Do I need to stay with the Chris-Craft style crate motor,
where they turned the 350 around and draw power from the front of the engine?
Are all crate motors the same, some better than others?
Any option with these 350's in terms of stock power?

Trueser
08-29-2005, 11:29 AM
TRY www.michiganmotorz.com

Good luck.

gcarter
08-29-2005, 11:45 AM
I got water in the engine and need a new crate motor.
Do I need to stay with the Chris-Craft style crate motor,
where they turned the 350 around and draw power from the front of the engine?
Are all crate motors the same, some better than others?
Any option with these 350's in terms of stock power?
I'm not sure, but I think they did this to eliminate the bulge from the large diameter flywheel which allows it to be mounted closer to the floor.
Is this the scenario?

MOP
08-29-2005, 11:57 AM
All of your stuff will just bolt up to another block, question is what shape is the old Chris cast iron parts. My thought would be to pickup a Chevy to Volvo bell housing spin it 180 and get rid of the old parts, stick a new engine in with more common easy to get parts. It is a pretty simple swap, it gets rid of the extra Chris water hoses, Wye vavles etc. Down side is the starter will now be at the transom end a bit harder to get at, another thing to get rid of is the old style Mallory flat ditributer cap & rotor. You can get a regular tower cap which is far less prone to firing through the rotor and leaving you stranded.

Phil

Marlin275
08-29-2005, 12:50 PM
I'm not sure, but I think they did this to eliminate the bulge from the large diameter flywheel which allows it to be mounted closer to the floor.
Is this the scenario?

I talked to a guy who knows and he said
they did this to get the engine lower in the boat and to move it farther forward.

Phil,
Thanks for your input, I shot that off to the boatyard
to see if that is an option?

MOP
08-29-2005, 03:40 PM
I talked to a guy who knows and he said
they did this to get the engine lower in the boat and to move it farther forward.

Phil,
Thanks for your input, I shot that off to the boatyard
to see if that is an option?

Your buddy is 100% correct, that was done "strictly for inboard installations" but the engines were used in both applications. Lift the hatches on most old boat, they all seemed obsessed with stuffing everything as low as possible Zenith made some carbs that were ½ the height of today's, they had intake manifolds that would mount the carbs very low between the valve covers, risers no higher then the the highest point of the engine.

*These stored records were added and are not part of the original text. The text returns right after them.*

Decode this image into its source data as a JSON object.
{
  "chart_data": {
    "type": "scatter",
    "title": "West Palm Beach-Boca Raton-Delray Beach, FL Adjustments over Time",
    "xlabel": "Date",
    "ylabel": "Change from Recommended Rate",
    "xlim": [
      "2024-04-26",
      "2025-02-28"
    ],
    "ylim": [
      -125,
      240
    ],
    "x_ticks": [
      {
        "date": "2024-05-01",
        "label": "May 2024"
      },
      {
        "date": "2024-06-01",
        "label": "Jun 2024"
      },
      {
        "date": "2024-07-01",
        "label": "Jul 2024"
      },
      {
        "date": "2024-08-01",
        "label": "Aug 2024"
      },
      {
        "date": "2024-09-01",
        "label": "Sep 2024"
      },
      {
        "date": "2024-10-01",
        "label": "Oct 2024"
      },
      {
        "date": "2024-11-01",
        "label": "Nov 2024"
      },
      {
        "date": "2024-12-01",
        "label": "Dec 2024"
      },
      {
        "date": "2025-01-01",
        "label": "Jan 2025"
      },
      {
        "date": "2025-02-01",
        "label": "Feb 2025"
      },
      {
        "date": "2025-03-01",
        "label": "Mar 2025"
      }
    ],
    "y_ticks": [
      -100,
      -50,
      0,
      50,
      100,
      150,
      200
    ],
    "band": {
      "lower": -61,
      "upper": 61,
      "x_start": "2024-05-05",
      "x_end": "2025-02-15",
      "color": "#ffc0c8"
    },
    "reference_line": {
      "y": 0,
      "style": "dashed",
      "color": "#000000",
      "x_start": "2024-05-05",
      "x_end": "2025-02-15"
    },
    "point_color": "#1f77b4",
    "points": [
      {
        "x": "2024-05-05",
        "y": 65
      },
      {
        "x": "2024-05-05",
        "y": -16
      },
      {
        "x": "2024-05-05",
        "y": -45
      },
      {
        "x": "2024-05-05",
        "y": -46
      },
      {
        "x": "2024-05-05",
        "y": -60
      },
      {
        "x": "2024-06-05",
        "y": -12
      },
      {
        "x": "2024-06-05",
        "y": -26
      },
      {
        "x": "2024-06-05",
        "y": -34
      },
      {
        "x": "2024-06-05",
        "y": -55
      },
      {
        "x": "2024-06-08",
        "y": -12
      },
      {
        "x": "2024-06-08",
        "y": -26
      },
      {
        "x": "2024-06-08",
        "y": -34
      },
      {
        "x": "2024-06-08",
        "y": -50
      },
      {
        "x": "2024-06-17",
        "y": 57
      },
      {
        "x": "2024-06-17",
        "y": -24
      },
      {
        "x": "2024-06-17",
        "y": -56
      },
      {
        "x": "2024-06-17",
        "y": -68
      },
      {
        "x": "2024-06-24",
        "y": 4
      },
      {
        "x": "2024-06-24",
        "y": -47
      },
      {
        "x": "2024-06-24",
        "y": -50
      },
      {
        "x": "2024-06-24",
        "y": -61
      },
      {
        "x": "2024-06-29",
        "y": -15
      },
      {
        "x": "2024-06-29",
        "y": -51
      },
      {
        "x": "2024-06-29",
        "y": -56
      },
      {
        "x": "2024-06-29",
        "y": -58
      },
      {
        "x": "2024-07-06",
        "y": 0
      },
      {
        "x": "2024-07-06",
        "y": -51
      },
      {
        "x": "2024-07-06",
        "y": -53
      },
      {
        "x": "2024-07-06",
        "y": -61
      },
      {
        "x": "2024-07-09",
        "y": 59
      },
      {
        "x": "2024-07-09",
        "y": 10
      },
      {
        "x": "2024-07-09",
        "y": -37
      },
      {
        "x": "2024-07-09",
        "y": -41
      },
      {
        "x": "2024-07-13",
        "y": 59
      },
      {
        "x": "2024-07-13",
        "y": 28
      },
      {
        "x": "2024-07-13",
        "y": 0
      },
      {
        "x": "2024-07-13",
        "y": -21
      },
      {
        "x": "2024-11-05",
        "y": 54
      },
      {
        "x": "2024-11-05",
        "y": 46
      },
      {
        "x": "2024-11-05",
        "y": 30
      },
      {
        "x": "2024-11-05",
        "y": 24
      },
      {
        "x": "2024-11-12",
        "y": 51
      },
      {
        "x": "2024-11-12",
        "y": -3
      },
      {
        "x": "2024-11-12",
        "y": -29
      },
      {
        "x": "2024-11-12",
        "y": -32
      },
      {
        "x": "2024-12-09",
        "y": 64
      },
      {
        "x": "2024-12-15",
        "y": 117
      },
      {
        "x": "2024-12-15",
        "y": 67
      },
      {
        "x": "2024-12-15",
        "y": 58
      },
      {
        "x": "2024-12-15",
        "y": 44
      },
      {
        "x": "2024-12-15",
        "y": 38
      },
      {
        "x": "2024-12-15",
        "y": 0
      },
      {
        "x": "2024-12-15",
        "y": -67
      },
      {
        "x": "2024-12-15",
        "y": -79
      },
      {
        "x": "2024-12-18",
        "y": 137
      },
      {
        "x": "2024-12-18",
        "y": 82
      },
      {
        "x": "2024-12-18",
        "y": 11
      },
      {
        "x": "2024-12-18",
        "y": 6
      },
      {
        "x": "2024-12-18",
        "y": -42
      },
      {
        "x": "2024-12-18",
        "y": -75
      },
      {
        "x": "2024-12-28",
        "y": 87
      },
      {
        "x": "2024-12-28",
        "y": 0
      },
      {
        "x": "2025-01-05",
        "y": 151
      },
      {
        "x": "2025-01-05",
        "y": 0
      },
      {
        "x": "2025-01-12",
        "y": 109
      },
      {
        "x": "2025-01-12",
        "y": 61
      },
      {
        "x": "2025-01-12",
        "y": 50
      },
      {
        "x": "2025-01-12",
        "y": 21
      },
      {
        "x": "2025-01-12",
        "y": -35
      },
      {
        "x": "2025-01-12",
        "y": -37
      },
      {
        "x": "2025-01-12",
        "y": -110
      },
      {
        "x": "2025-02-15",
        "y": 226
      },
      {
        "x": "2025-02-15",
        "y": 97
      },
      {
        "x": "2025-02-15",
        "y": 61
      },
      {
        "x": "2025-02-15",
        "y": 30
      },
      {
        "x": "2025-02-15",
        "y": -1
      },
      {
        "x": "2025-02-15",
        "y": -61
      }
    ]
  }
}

They had to go to aluminum pans steel rotted in just a season or two, the hatches bearly cleared the top of any installation. They were trying to keep the CG down low and even more important keep the lines of the vessel pleasing. The big problem was with everything mounted so low the boats had a very bad tendency to ingest water through the exhaust. Chris built thousands of this type, many early ones ended up being used on I/O setups. Later on the Chris/Volvo had the flywheel aft, look at the drives X dimension that will tell you there is more than enough room for the flywheel to be on either end, there is about 4 inches beneath the pan no matter which way the Chris's were put in.